Не менее интересно обращение Бомарше к муниципальным чиновникам округа Блан-Манто от 28 июня 1791 года с просьбой увеличить число церковных служб, которое было сокращено после принятия гражданского статута для духовенства. По словам Бомарше, это увеличение треб доставило бы удовольствие не только его жене и дочери, но и всем благочестивым и чувствительным душам:
«И я, коему все они поручили составить эту петицию, хотя я и наименее набожен из всех, я, сознавая, что просимое разрешение необходимо как для регулярного отправления религиозных обязанностей, так и для пресечения недостойных разговоров врагов родины, кои сеют повсюду слухи, что забота о гражданском благе не более чем предлог для уничтожения религии, я вместе со своей женой, дочерью, сестрами, вместе со всеми моими согражданами и их домочадцами прошу вас дать согласие на то, чтобы все эти добрые христиане, нуждающиеся в церковной службе, могли по меньшей мере удовлетворить сию потребность.

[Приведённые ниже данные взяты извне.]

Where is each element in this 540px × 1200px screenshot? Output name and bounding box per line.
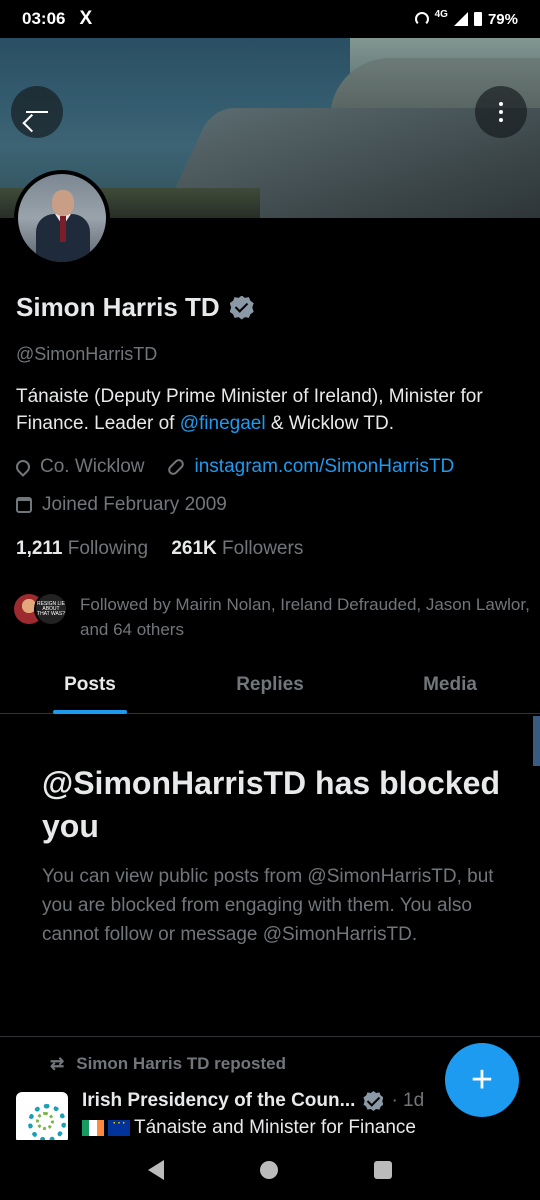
calendar-icon (16, 497, 32, 513)
status-indicators: 4G 79% (414, 8, 518, 28)
blocked-message: You can view public posts from @SimonHar… (42, 866, 494, 945)
back-button[interactable] (11, 86, 63, 138)
post-text[interactable]: Tánaiste and Minister for Finance (82, 1118, 522, 1138)
more-vert-icon (499, 102, 503, 122)
system-nav-bar (0, 1140, 540, 1200)
nav-back-icon[interactable] (148, 1160, 164, 1180)
tab-media[interactable]: Media (360, 662, 540, 713)
profile-tabs: Posts Replies Media (0, 662, 540, 714)
signal-icon (453, 12, 468, 26)
nav-recents-icon[interactable] (374, 1161, 392, 1179)
post-text-body: Tánaiste and Minister for Finance (134, 1118, 416, 1138)
profile-avatar[interactable] (14, 170, 110, 266)
verified-badge-icon[interactable] (229, 295, 254, 320)
compose-button[interactable]: + (445, 1043, 519, 1117)
back-arrow-icon (26, 111, 48, 113)
joined-text: Joined February 2009 (42, 494, 227, 515)
battery-percent: 79% (487, 10, 518, 28)
verified-badge-icon (363, 1091, 384, 1111)
location-icon (13, 457, 33, 477)
tab-posts[interactable]: Posts (0, 662, 180, 714)
divider (0, 1036, 540, 1037)
status-bar: 03:06 X 4G 79% (0, 0, 540, 38)
more-options-button[interactable] (475, 86, 527, 138)
follow-stats: 1,211 Following 261K Followers (16, 538, 303, 560)
x-app-icon: X (79, 8, 93, 29)
followed-by-avatars[interactable]: RESIGN LIE ABOUT THAT WAS? (12, 592, 68, 626)
bio-mention-link[interactable]: @finegael (180, 413, 266, 434)
followed-by-text[interactable]: Followed by Mairin Nolan, Ireland Defrau… (80, 592, 530, 642)
battery-icon (473, 12, 482, 26)
nav-home-icon[interactable] (260, 1161, 278, 1179)
repost-header[interactable]: ⇄ Simon Harris TD reposted (50, 1054, 286, 1074)
followers-label: Followers (222, 538, 304, 559)
followers-count: 261K (171, 538, 217, 559)
followers-link[interactable]: 261K Followers (171, 538, 303, 559)
ireland-flag-icon (82, 1120, 104, 1136)
post-author-avatar[interactable] (16, 1092, 68, 1144)
hotspot-icon (414, 12, 429, 26)
following-count: 1,211 (16, 538, 63, 559)
post-author-name[interactable]: Irish Presidency of the Coun... (82, 1090, 355, 1112)
scrollbar-thumb[interactable] (533, 716, 540, 766)
network-label: 4G (434, 8, 448, 20)
post-time: · 1d (391, 1090, 425, 1111)
link-icon (165, 457, 186, 477)
profile-name-text: Simon Harris TD (16, 292, 220, 322)
eu-flag-icon (108, 1118, 130, 1136)
website-link[interactable]: instagram.com/SimonHarrisTD (195, 456, 455, 478)
profile-bio: Tánaiste (Deputy Prime Minister of Irela… (16, 383, 526, 437)
profile-name: Simon Harris TD (16, 292, 254, 323)
location-text: Co. Wicklow (40, 456, 145, 477)
follower-avatar: RESIGN LIE ABOUT THAT WAS? (34, 592, 68, 626)
tab-replies[interactable]: Replies (180, 662, 360, 713)
repost-icon: ⇄ (50, 1054, 65, 1073)
profile-meta-row: Co. Wicklow instagram.com/SimonHarrisTD (13, 456, 455, 478)
blocked-title: @SimonHarrisTD has blocked you (42, 765, 500, 844)
bio-text-end: & Wicklow TD. (265, 413, 394, 434)
compose-plus-icon: + (470, 1058, 494, 1101)
repost-label: Simon Harris TD reposted (76, 1054, 286, 1073)
status-time: 03:06 (22, 9, 66, 28)
profile-handle: @SimonHarrisTD (16, 344, 158, 364)
following-label: Following (67, 538, 149, 559)
joined-row: Joined February 2009 (16, 494, 227, 516)
following-link[interactable]: 1,211 Following (16, 538, 148, 559)
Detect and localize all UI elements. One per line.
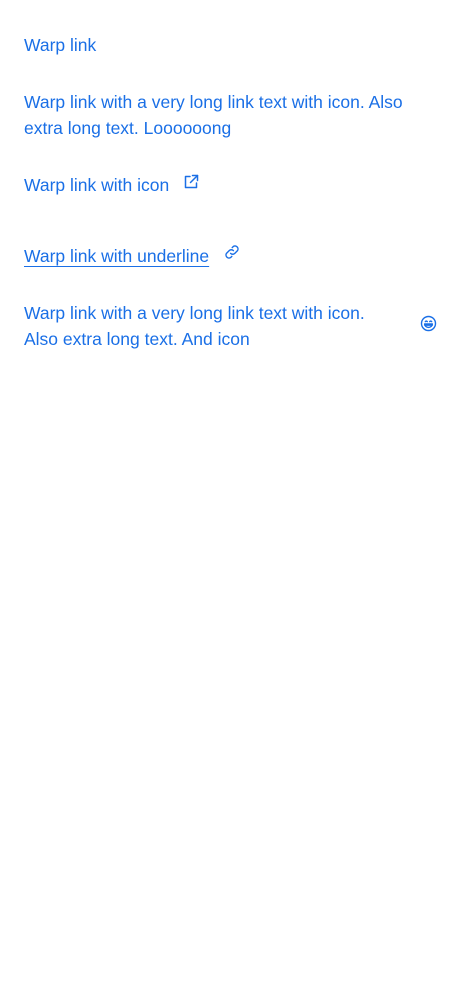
warp-link-long-end-icon[interactable]: Warp link with a very long link text wit…: [24, 300, 437, 352]
link-label: Warp link with a very long link text wit…: [24, 92, 403, 138]
warp-link-with-icon[interactable]: Warp link with icon: [24, 172, 199, 199]
warp-link-plain[interactable]: Warp link: [24, 32, 96, 58]
warp-link-underline[interactable]: Warp link with underline: [24, 243, 241, 270]
external-link-icon: [183, 171, 199, 197]
link-label: Warp link with a very long link text wit…: [24, 303, 365, 349]
chain-link-icon: [223, 242, 241, 268]
link-label: Warp link with underline: [24, 246, 210, 266]
warp-link-long[interactable]: Warp link with a very long link text wit…: [24, 89, 424, 141]
smiley-icon: [420, 313, 437, 339]
link-label: Warp link: [24, 35, 97, 55]
link-label: Warp link with icon: [24, 175, 170, 195]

Мы воспримем ваше справедливое решение как милосердный акт, столь же воздающий честь вашей преданности католической вере, сколь эта петиция свидетельствует о преданности ей моих сограждан и моей собственной».
Как мы видим, выраженная в этой петиции позиция далека от той, что прозвучала в куплете в защиту права священников на брак в сцене коронования Тарара. Что же повлияло на смену настроения Бомарше? Провал новой постановки этой оперы? Или отказ Учредительного собрания поддержать его архитектурный проект, который он хотел осуществить в связи с празднованием Дня федерации, заставил его усомниться в непогрешимости новой власти? А может быть, боязнь мятежей и народных волнений подвигла его стать поборником прежнего порядка, церкви и даже трона? Трудно ответить на этот вопрос, поскольку мысли и поступки стареющего Бомарше становились все более противоречивыми.